O poder da compra

Jose Roberto de Toledo

20 de maio de 2013 | 18h00

A renovação da cúpula do PSDB é uma volta à era FHC. Aécio Neves quer dar a Fernando o que é de Henrique. Convencer o eleitor de que o salto do Brasil foi dado quando os tucanos mandavam em Pindorama. Méritos à parte, é muita fé no marketing político.

Quando o PT chegou ao poder, o fogão estava universalizado no Brasil: 98% dos brasileiros tinham. Foi um feito da era tucana. Outros itens de consumo doméstico estavam à beira da universalização. A televisão atingia a casa de 90% dos brasileiros, e a geladeira era usada por 86%. Sob a dupla Lula-Dilma, suas taxas chegaram a 97% e a 96%, respectivamente.

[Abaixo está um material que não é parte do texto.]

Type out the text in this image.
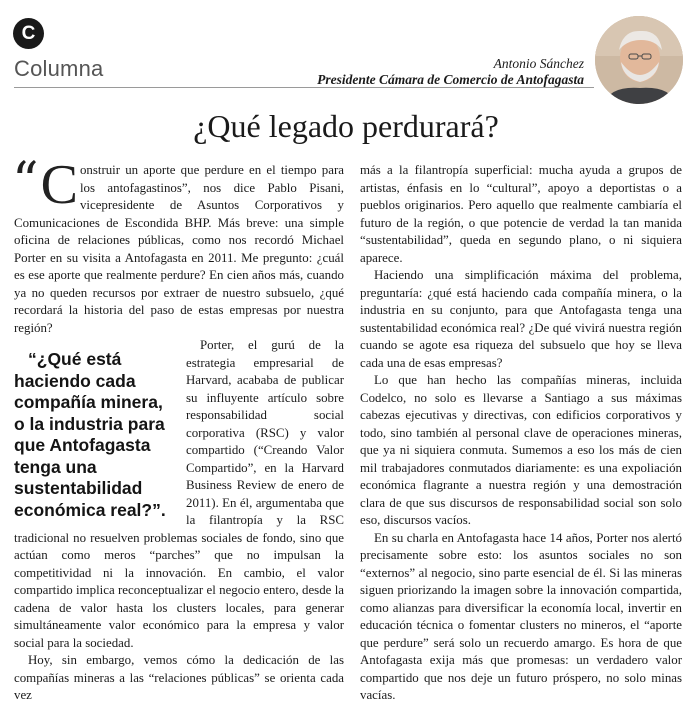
C
Columna	Antonio Sánchez
Presidente Cámara de Comercio de Antofagasta
¿Qué legado perdurará?

“ C onstruir un aporte que perdure en el tiempo para los antofagastinos”, nos dice Pablo Pisani, vicepresidente de Asuntos Corporativos y Comunicaciones de Escondida BHP. Más breve: una simple oficina de relaciones públicas, como nos recordó Michael Porter en su visita a Antofagasta en 2011. Me pregunto: ¿cuál es ese aporte que realmente perdure? En cien años más, cuando ya no queden recursos por extraer de nuestro subsuelo, ¿qué recordará la historia del paso de estas empresas por nuestra región?

“¿Qué está haciendo cada compañía minera, o la industria para que Antofagasta tenga una sustentabilidad económica real?”.
Porter, el gurú de la estrategia empresarial de Harvard, acababa de publicar su influyente artículo sobre responsabilidad social corporativa (RSC) y valor compartido (“Creando Valor Compartido”, en la Harvard Business Review de enero de 2011). En él, argumentaba que la filantropía y la RSC tradicional no resuelven problemas sociales de fondo, sino que actúan como meros “parches” que no impulsan la competitividad ni la innovación. En cambio, el valor compartido implica reconceptualizar el negocio entero, desde la cadena de valor hasta los clusters locales, para generar simultáneamente valor económico para la empresa y valor social para la sociedad.

Hoy, sin embargo, vemos cómo la dedicación de las compañías mineras a las “relaciones públicas” se orienta cada vez

más a la filantropía superficial: mucha ayuda a grupos de artistas, énfasis en lo “cultural”, apoyo a deportistas o a pueblos originarios. Pero aquello que realmente cambiaría el futuro de la región, o que potencie de verdad la tan manida “sustentabilidad”, queda en segundo plano, o ni siquiera aparece.

Haciendo una simplificación máxima del problema, preguntaría: ¿qué está haciendo cada compañía minera, o la industria en su conjunto, para que Antofagasta tenga una sustentabilidad económica real? ¿De qué vivirá nuestra región cuando se agote esa riqueza del subsuelo que hoy se lleva cada una de esas empresas?

Lo que han hecho las compañías mineras, incluida Codelco, no solo es llevarse a Santiago a sus máximas cabezas ejecutivas y directivas, con edificios corporativos y todo, sino también al personal clave de operaciones mineras, que ya ni siquiera conmuta. Sumemos a eso los más de cien mil trabajadores conmutados diariamente: es una expoliación económica flagrante a nuestra región y una demostración clara de que sus discursos de responsabilidad social son solo eso, discursos vacíos.

En su charla en Antofagasta hace 14 años, Porter nos alertó precisamente sobre esto: los asuntos sociales no son “externos” al negocio, sino parte esencial de él. Si las mineras siguen priorizando la imagen sobre la innovación compartida, como alianzas para diversificar la economía local, invertir en educación técnica o fomentar clusters no mineros, el “aporte que perdure” será solo un recuerdo amargo. Es hora de que Antofagasta exija más que promesas: un verdadero valor compartido que nos deje un futuro próspero, no solo minas vacías.
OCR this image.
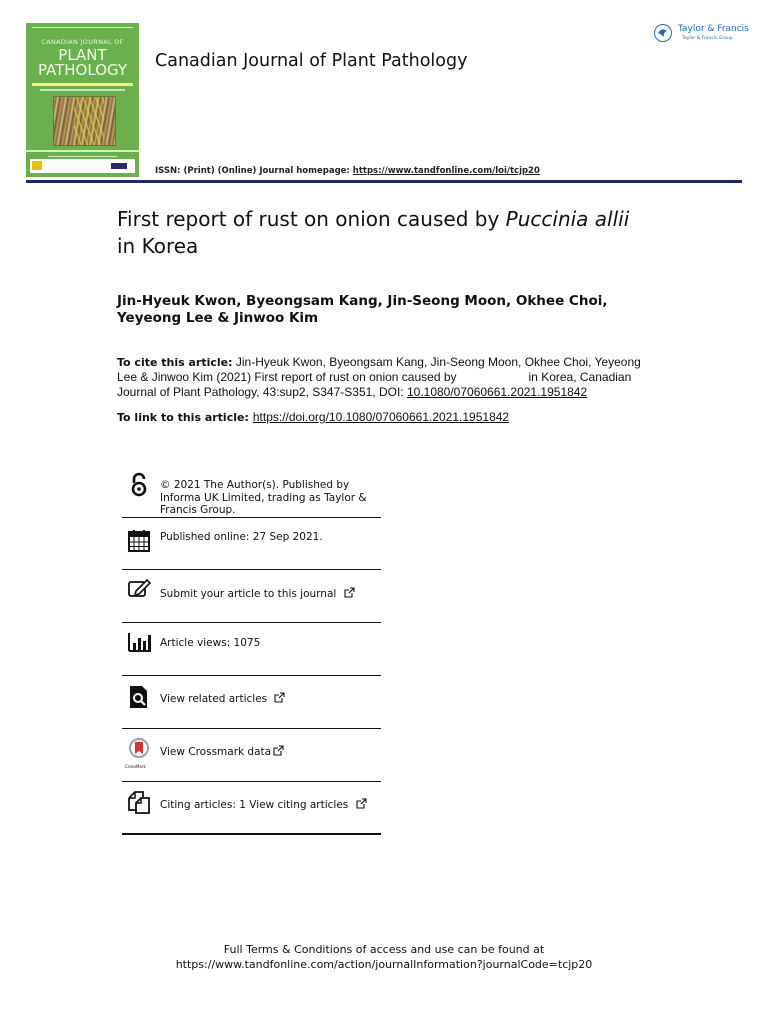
CANADIAN JOURNAL OF
PLANT
PATHOLOGY	Canadian Journal of Plant Pathology
Taylor & Francis
Taylor & Francis Group
ISSN: (Print) (Online) Journal homepage: https://www.tandfonline.com/loi/tcjp20
First report of rust on onion caused by Puccinia allii
in Korea
Jin-Hyeuk Kwon, Byeongsam Kang, Jin-Seong Moon, Okhee Choi, Yeyeong Lee & Jinwoo Kim
To cite this article: Jin-Hyeuk Kwon, Byeongsam Kang, Jin-Seong Moon, Okhee Choi, Yeyeong Lee & Jinwoo Kim (2021) First report of rust on onion caused by	in Korea, Canadian Journal of Plant Pathology, 43:sup2, S347-S351, DOI: 10.1080/07060661.2021.1951842
To link to this article: https://doi.org/10.1080/07060661.2021.1951842
© 2021 The Author(s). Published by Informa UK Limited, trading as Taylor & Francis Group.
Published online: 27 Sep 2021.
Submit your article to this journal
Article views: 1075
View related articles
CrossMark
View Crossmark data
Citing articles: 1 View citing articles
Full Terms & Conditions of access and use can be found at
https://www.tandfonline.com/action/journalInformation?journalCode=tcjp20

Por que, então, a maioria dos eleitores teima em creditar aos presidentes petistas o seu salto de consumo? Não foram 11% a mais de posse de geladeira que impulsionaram o triplo mortal carpado do petismo. Talvez seja a máquina de lavar roupa: 52% de aumento sob o PT. Mas ainda está fora do alcance de metade dos brasileiros – e não é “o” sonho de consumo da metade masculina.

Então foram os telefones, especialmente os celulares. Pulularam das mãos e ouvidos de 61% para 91% dos eleitores brasileiros. Praticamente só quem ganha menos de dois salários mínimos não tem um aparelho em casa ou no bolso. Mas a privatização que possibilitou esse avanço foi no governo tucano. O consumidor não pode ser tão mal-agradecido. Há de ser outra coisa.

A internet! Só pode ser a internet. Tudo, hoje, é culpa da internet. Nenhum bem ou serviço avançou mais desde que o PT é governo: cresceu 200% a posse de computador em casa e 241% a conexão domiciliar ao mundo digital. De cada 10 casas, 4 estão ligadas à rede mundial de computadores e a proporção cresce 30% ao ano. De casa ou do trabalho, meio Brasil está conectado.

Mas essa é uma tendência mundial, consequência dos avanços e do barateamento da tecnologia. O governo petista lançou um programa ainda imberbe de banda larga popular. Deu sorte. Também.

No pós-guerra, a universalização dos bens de consumo de massa garantiu prosperidade aos EUA por três décadas. Quando o mercado saturou, mudou-se a estratégia. Em vez de mais do mesmo para todos, veio a diferenciação pelo consumo, o culto ao status pessoal via personalização dos produtos. Todo mundo quer ser diferenciado, não pelo que é, mas pelo que aparenta ter.

O PT chegou ao poder antes do auge da massificação do consumo no Brasil. Associou sua imagem à universalização muito mais do que os tucanos, que perderam o bonde no meio do processo. Os neoconsumidores sufragam o PT na urna para defender seu novo status quo, não a conversa ideológica do partido. Contra isso, recontar a história pode ser justo, mas é irrelevante.

É Carnaval!

Mais arrastada do que guarda-roupa em mudança, a votação da MP dos Portos foi um desfile de alegorias políticas brasilienses: batalha de confete entre blocos privados, desarmonia partidária, ala dos oportunistas – tudo ao custoso ritmo da bateria de cooptação governista. Carnaval de verbas e verbos.

É o cenário perfeito para um passista como o líder do PMDB, Eduardo Cunha (RJ), exercitar seu bailado. Termina aplaudido pelos figurantes por saber arrancar do governo mais do que o governante está disposto a dar. Valoriza o voto do baixo clero da Câmara e posa de mestre-sala.

Cunha só baila porque o governo toca. Ele já dançou o minueto ao som de presidentes como Fernando Collor e governadores como Sergio Cabral e Anthony Garotinho (com quem trocou impropérios outro dia). Dilma Rousseff é a maestrina da vez.

Se quiser, como se propala, acabar com a festa de Cunha, a presidente vai ter que parar a música – aí ainda mais foliões vão reclamar. Contra a penitência, ameaçam com abstinência de votos.

Dilma está descobrindo que, em Brasília, Momo reina o ano inteiro e a Quaresma termina em fevereiro.